Icon of a thin page Icon of a thick page

Check. Sum. Mate.

David A. Harding

Yesterday, Greg Haase and I discussed burning copies of the LUG/IP GNU/Linux with my shell script, hell. Without thinking, I said that sum(1) is quicker at generating generating checksums than cryptographic checksum commands like md5sum. It wasn't until I suggested running a test to compare the running times of the two commands that I realized they were probably both IO-bound.

Greg agreed with my reasoning, but he said he was still curious if I wanted to test it. It isn't often that Greg and I agree on anything, and sometimes we both go to great lengths to prove our points—it's nice to be in the same boat for once. I commenced testing.

Abstract
On a modern IA32 computer under minimal load, the commands sum, cksum, md5sum, and sha1sum all require the same amount of effective real time to checksum a file.

Method
I,

A script,

The commands were run in order: sum, cksum, md5sum, sha1sum, sum, cksum, etc... Each command was run 10 times.

The checksums and the effective real time were logged to file.

Reasoning
I used the CD drive for two reasons. It was the subject of Greg and my discussion and it is easy to flush (mark as dirty?) the data cache for the CD drive by ejecting the disk. Checksumming without flushing the data cache wouldn't be fair:

        for i in `seq 1 5` 
        do 
                command time -f %e md5sum foo.dd > /dev/null
        done
                9.99
                1.61
                1.10
                1.10
                1.10

I waited for the system load to drop to 0.05 or lower so each command started with a clean slate.

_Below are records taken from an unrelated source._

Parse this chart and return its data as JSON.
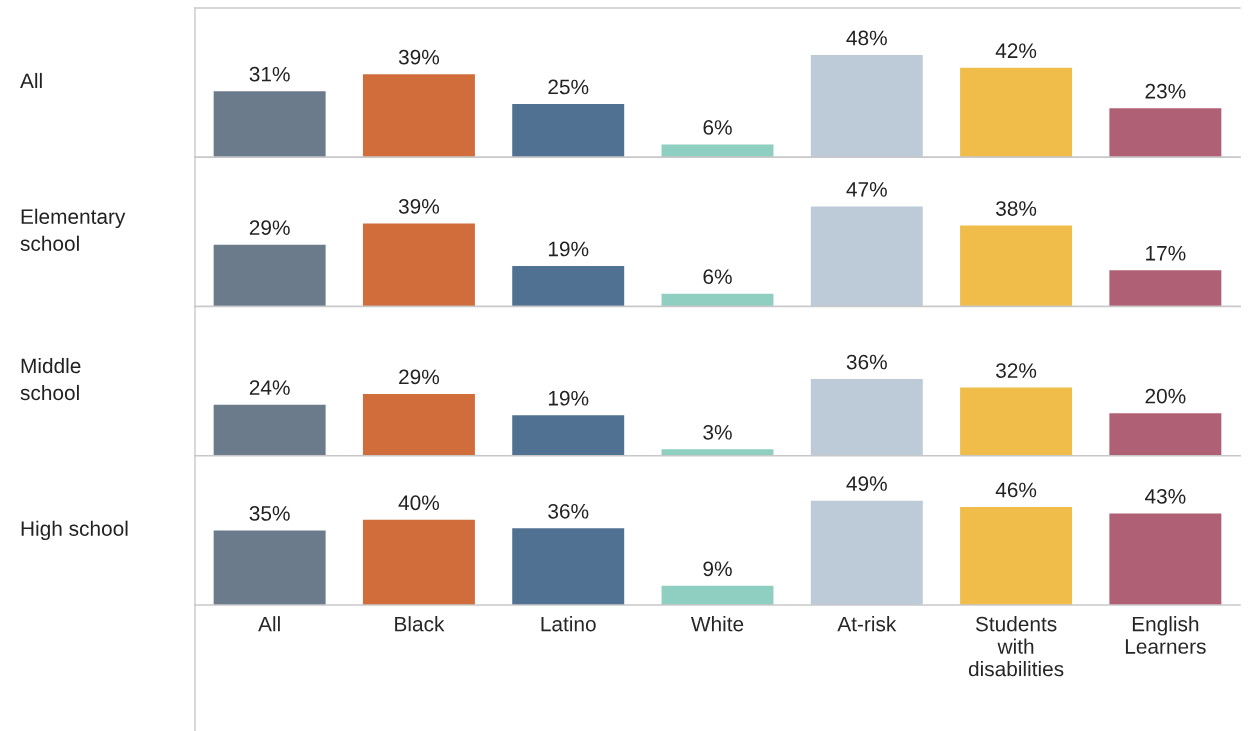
{
  "chart_data": [
    {
      "type": "bar",
      "ylabel": "All",
      "categories": [
        null,
        null,
        null,
        null,
        null,
        null,
        null
      ],
      "values": [
        31,
        39,
        25,
        6,
        48,
        42,
        23
      ],
      "value_labels": [
        "31%",
        "39%",
        "25%",
        "6%",
        "48%",
        "42%",
        "23%"
      ],
      "colors": [
        "#6b7b8c",
        "#d06d3b",
        "#517193",
        "#8ecfc2",
        "#bdcad7",
        "#f0bd4a",
        "#b06075"
      ],
      "tick_labels": false
    },
    {
      "type": "bar",
      "ylabel": "Elementary\nschool",
      "categories": [
        null,
        null,
        null,
        null,
        null,
        null,
        null
      ],
      "values": [
        29,
        39,
        19,
        6,
        47,
        38,
        17
      ],
      "value_labels": [
        "29%",
        "39%",
        "19%",
        "6%",
        "47%",
        "38%",
        "17%"
      ],
      "colors": [
        "#6b7b8c",
        "#d06d3b",
        "#517193",
        "#8ecfc2",
        "#bdcad7",
        "#f0bd4a",
        "#b06075"
      ],
      "tick_labels": false
    },
    {
      "type": "bar",
      "ylabel": "Middle\nschool",
      "categories": [
        null,
        null,
        null,
        null,
        null,
        null,
        null
      ],
      "values": [
        24,
        29,
        19,
        3,
        36,
        32,
        20
      ],
      "value_labels": [
        "24%",
        "29%",
        "19%",
        "3%",
        "36%",
        "32%",
        "20%"
      ],
      "colors": [
        "#6b7b8c",
        "#d06d3b",
        "#517193",
        "#8ecfc2",
        "#bdcad7",
        "#f0bd4a",
        "#b06075"
      ],
      "tick_labels": false
    },
    {
      "type": "bar",
      "ylabel": "High school",
      "categories": [
        "All",
        "Black",
        "Latino",
        "White",
        "At-risk",
        "Students\nwith\ndisabilities",
        "English\nLearners"
      ],
      "values": [
        35,
        40,
        36,
        9,
        49,
        46,
        43
      ],
      "value_labels": [
        "35%",
        "40%",
        "36%",
        "9%",
        "49%",
        "46%",
        "43%"
      ],
      "colors": [
        "#6b7b8c",
        "#d06d3b",
        "#517193",
        "#8ecfc2",
        "#bdcad7",
        "#f0bd4a",
        "#b06075"
      ],
      "tick_labels": "x"
    }
  ]
}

I used a nice value of -1 to indicate the job wanted more than it's fair share of resources. I hoped this would minimise the impact of other running commands.

Results
I ensured each time the commands ran, they reported the same checksums:

        wc -l checksums.txt 
                40 checksums.txt

        sort -u checksums.txt 
                cksum: 3857808950 647129088 /dev/dvd
                md5sum: 126751a2dc5528c2f9044d9e4ee36d61  /dev/dvd
                sha1sum: 01e7e5f6142f6e5b1f1f5581aac53dc30fcc5d65  /dev/dvd
                sum: 62766 631962

I looked for the min and max effective real time values for the complete data:

        sort *.times | head -n 1
                138.08
        sort *.times | tail -n 1
                140.92

Finally, I computed the mean effective running time for each command:

        for f in *.times
        do 
                echo -n "$f: " ; echo $( cat $f ) | \
                echo "scale=2; ( $( sed 's/ / + /g' - ) ) / 10" | bc
        done | sort -n -k2 

                md5sum.times: 139.23
                cksum.times: 139.32
                sum.times: 139.54
                sha1sum.times: 140.20

Resources
The code and the test results are available as a gzip'd tarball. The CD used for testing was an Ubuntu Breezy Badger install CD. I chose it because, if something horrible happend in 40 full-disk reads, I wouldn't miss it.